"There can be no peace without conditions, Monsieur le Prévôt. Do me the honor to accompany me to the Grand-Nesle, or the favor to receive me at the Petit, and we will draw up our treaty."
"I will go with you, Monsieur," said the provost.
"So be it!"
"Mademoiselle," said D'Estourville then to his daughter, "be good enough to return to your apartments and await my return there."
Colombe, notwithstanding the harsh tone in which this command was uttered, presented her forehead to her father to kiss, and with a courtesy addressed to everybody present, so that Ascanio might come in for a share of it, she withdrew.
Ascanio followed her with his eyes until she disappeared. As there was nothing further to detain him in the courtyard, he asked to be taken inside. Hermann thereupon took him under the arms as if he were a child, and transported him to the Grand-Nesle.

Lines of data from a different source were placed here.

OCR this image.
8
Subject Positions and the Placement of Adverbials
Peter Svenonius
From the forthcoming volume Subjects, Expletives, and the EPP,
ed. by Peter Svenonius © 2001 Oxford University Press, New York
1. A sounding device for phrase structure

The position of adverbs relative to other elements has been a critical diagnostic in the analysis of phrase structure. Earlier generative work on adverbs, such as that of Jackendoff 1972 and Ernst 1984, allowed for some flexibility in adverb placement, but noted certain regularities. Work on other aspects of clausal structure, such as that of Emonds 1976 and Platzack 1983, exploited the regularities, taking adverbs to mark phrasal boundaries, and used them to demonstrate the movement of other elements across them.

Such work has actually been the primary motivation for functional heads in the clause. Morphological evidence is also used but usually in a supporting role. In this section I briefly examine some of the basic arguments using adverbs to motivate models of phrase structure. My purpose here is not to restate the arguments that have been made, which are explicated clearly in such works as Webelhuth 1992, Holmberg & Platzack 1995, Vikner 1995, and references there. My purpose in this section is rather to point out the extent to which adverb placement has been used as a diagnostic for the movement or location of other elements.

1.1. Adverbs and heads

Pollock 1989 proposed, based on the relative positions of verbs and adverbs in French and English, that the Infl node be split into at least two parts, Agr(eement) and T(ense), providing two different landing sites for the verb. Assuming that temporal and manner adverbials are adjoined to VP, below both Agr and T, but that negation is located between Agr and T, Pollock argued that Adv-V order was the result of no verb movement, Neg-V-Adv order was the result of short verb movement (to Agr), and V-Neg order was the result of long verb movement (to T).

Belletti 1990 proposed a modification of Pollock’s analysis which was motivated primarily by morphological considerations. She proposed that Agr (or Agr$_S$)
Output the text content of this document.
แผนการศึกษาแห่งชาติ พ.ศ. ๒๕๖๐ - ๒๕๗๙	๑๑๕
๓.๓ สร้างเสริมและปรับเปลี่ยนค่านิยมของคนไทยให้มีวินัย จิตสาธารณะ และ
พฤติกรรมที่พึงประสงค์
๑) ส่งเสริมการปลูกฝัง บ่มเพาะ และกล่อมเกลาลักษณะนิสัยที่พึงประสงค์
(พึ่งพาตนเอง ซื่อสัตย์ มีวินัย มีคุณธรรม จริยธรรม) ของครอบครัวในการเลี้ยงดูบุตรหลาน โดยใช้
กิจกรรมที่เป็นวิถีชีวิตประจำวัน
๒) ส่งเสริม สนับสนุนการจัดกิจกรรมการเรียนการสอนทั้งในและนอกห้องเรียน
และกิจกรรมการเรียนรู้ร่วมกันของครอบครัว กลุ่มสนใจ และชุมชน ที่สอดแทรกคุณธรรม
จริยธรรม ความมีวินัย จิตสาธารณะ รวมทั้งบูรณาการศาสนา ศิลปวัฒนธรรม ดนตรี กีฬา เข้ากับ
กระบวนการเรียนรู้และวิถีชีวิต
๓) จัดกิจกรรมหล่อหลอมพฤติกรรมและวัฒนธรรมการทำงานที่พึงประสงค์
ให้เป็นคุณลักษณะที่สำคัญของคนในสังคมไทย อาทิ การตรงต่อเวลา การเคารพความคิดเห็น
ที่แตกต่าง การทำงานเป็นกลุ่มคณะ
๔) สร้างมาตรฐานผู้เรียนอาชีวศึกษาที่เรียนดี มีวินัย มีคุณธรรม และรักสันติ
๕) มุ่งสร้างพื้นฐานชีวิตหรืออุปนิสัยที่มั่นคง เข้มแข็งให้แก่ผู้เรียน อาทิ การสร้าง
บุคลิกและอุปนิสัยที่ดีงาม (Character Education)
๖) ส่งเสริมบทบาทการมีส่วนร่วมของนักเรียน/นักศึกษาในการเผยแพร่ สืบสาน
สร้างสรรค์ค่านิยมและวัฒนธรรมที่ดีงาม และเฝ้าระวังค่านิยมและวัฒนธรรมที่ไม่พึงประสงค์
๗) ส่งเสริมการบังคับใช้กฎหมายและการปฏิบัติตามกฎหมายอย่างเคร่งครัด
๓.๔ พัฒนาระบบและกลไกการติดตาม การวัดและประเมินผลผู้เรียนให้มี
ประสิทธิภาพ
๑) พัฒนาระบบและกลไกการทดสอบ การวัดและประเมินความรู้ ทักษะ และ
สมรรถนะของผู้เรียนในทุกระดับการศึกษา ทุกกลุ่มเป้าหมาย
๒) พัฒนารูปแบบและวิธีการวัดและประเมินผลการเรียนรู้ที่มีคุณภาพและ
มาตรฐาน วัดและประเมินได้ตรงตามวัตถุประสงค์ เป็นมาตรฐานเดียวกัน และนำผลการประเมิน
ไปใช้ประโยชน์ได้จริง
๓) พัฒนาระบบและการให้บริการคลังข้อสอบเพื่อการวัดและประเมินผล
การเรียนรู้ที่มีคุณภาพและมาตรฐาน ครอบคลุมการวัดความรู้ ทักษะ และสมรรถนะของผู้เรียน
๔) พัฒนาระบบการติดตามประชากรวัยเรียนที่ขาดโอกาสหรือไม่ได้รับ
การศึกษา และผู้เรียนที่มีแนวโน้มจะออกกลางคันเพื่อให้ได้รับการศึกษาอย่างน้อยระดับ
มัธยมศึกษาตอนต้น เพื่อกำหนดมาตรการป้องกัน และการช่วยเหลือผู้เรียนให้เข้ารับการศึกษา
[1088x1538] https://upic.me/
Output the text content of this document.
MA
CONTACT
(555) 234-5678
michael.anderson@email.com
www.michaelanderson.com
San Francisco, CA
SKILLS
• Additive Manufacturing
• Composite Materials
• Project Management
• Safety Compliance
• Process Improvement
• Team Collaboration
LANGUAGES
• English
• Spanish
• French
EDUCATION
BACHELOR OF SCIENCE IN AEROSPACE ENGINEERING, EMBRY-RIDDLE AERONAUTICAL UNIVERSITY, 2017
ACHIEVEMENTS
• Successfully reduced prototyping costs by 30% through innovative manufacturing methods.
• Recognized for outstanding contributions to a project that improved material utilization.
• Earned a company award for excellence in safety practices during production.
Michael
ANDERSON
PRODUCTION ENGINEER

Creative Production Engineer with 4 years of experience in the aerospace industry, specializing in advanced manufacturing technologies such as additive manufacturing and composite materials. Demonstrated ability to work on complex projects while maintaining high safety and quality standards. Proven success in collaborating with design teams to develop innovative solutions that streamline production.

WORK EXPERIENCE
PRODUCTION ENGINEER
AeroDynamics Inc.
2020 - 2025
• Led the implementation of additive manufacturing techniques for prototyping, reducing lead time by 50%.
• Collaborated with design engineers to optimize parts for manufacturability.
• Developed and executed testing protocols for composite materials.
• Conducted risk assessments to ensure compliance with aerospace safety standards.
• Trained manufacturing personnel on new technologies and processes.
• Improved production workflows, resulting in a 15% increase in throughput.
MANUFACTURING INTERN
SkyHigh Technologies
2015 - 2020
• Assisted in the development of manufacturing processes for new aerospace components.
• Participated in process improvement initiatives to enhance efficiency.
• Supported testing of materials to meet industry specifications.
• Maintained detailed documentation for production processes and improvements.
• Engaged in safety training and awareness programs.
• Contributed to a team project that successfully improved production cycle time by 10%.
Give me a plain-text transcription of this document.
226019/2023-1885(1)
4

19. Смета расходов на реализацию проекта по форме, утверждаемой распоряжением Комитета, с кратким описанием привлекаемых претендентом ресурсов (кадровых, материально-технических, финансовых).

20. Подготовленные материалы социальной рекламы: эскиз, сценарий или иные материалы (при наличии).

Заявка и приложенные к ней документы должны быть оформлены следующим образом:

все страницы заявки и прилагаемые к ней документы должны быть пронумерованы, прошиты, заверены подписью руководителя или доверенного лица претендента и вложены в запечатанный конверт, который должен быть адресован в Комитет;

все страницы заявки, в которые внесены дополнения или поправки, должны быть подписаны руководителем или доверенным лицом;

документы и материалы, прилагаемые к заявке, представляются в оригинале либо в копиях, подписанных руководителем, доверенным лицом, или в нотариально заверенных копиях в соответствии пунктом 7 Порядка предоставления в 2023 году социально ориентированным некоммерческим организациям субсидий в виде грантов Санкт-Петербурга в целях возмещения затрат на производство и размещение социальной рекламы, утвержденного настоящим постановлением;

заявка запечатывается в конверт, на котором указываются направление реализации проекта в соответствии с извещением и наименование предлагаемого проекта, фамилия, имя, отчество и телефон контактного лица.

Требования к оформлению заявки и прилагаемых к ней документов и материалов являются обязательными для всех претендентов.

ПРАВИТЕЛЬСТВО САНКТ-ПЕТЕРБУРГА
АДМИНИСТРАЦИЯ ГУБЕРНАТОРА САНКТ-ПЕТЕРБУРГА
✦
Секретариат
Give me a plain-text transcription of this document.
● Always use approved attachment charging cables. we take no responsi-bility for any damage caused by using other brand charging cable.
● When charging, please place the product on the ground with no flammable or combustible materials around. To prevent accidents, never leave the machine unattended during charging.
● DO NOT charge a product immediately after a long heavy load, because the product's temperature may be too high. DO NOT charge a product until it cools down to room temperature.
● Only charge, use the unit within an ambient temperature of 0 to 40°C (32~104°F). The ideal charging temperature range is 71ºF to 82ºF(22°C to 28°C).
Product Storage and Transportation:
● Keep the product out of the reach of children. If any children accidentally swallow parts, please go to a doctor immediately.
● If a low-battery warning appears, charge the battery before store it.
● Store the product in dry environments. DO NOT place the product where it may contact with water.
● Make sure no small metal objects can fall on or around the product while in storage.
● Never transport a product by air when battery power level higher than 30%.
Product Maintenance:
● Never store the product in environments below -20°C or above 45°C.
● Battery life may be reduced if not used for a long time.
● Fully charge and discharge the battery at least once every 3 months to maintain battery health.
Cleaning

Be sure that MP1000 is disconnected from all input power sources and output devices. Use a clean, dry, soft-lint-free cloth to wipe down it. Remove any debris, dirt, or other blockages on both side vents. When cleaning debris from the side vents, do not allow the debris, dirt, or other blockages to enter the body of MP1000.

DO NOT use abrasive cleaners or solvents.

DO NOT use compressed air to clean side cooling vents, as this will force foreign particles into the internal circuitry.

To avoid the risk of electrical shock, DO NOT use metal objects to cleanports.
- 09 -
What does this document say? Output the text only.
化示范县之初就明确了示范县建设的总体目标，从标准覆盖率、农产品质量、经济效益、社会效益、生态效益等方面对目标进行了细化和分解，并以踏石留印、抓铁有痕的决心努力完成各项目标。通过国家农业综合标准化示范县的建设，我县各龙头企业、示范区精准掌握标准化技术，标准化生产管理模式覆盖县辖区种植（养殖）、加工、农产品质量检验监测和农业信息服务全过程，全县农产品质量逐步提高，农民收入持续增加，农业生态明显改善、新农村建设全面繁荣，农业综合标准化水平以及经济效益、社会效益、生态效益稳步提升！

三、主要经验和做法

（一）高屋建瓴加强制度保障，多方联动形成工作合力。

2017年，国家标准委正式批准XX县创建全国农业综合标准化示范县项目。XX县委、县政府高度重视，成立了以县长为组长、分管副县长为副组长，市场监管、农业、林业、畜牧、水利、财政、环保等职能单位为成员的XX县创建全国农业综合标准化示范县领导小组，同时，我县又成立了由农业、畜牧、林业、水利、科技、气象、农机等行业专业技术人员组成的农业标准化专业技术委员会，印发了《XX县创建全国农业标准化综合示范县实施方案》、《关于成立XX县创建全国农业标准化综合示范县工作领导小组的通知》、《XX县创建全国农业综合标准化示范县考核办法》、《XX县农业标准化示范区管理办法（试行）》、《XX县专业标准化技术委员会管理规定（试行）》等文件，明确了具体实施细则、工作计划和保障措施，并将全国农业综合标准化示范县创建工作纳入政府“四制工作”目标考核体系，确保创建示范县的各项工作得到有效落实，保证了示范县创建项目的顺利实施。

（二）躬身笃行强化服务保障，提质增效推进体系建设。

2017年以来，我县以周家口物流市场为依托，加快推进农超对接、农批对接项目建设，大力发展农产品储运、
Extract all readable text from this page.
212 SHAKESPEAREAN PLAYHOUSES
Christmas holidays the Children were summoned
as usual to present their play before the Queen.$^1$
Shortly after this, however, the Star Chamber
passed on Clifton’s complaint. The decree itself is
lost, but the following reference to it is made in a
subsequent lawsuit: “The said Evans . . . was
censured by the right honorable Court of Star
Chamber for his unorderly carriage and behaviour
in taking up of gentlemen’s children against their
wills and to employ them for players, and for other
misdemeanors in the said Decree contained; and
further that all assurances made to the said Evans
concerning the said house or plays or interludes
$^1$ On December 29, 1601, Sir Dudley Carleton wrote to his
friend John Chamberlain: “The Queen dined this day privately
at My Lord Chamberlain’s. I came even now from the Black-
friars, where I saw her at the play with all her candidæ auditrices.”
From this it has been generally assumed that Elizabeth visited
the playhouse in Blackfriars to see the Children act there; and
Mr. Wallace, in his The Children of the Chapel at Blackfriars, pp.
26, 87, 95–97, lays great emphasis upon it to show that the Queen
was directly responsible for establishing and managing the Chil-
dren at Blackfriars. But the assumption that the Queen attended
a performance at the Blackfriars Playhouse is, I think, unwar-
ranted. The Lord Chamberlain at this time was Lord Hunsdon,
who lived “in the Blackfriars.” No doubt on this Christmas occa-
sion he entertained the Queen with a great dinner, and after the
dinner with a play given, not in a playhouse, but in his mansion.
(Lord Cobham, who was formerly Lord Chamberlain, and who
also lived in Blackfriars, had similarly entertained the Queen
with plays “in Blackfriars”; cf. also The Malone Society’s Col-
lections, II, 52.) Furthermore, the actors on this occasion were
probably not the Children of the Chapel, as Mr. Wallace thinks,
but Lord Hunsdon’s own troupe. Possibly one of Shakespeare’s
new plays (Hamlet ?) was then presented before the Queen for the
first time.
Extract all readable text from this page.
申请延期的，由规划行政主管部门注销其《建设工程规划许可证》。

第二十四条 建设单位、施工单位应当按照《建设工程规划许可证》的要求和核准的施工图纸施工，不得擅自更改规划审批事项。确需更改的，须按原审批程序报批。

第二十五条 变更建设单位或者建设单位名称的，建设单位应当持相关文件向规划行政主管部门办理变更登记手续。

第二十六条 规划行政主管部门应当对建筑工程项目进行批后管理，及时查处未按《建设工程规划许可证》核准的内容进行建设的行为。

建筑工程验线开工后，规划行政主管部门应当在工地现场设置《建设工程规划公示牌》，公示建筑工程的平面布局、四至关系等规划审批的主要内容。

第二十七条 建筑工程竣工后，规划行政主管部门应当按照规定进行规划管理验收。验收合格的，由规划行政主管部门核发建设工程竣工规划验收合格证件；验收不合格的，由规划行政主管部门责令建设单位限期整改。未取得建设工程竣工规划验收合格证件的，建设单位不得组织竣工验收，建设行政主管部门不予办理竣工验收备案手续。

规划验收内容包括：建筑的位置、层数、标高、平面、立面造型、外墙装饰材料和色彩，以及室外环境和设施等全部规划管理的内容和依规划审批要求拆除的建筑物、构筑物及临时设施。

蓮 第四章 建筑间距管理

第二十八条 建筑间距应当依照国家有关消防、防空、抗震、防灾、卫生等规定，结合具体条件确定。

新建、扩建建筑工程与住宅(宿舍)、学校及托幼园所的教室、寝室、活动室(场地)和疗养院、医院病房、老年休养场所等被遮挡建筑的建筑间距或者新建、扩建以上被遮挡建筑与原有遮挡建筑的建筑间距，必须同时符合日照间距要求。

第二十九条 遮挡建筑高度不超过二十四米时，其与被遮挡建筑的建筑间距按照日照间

"On my word, Messire Robert," said Benvenuto, who had also looked after the maiden while she was in sight, "on my word! you were very judicious to send my late prisoner away, and I thank you for the precaution,—on my honor I do. I am free to say that Mademoiselle Colombe's presence might have been prejudicial to my interests by making me too weak, and too willing to forget that I am a victor, to remember simply that I am an artist,—that is to say, a lover of every perfect form and of all divine beauty."
Messire d'Estourville acknowledged the compliment by a decidedly ungracious contortion of his features; he followed the goldsmith, however, without outwardly manifesting his ill-humor, but mumbling dire threats beneath his breath. Cellini, to put the finishing touch to his mortification, begged him to go over his new abode with him. The invitation was conveyed in such courteous terms that it was impossible to decline. The provost therefore accompanied his neighbor, who showed him no mercy, and left not a corner of the garden nor a room in the château unvisited.
"Ah! this is truly magnificent," said Benvenuto when they had finished the tour of inspection, during which they were actuated by widely opposed emotions. "Now, Monsieur le Prévôt, I can understand and excuse your repugnance to give up this property; but I need not say that you will be most welcome whenever you may choose, as to-day, to do me the honor of calling upon me in my poor abode."
"You forget, Monsieur, that I am here to-day for no other purpose than to listen to your conditions and state my own. I am ready to listen."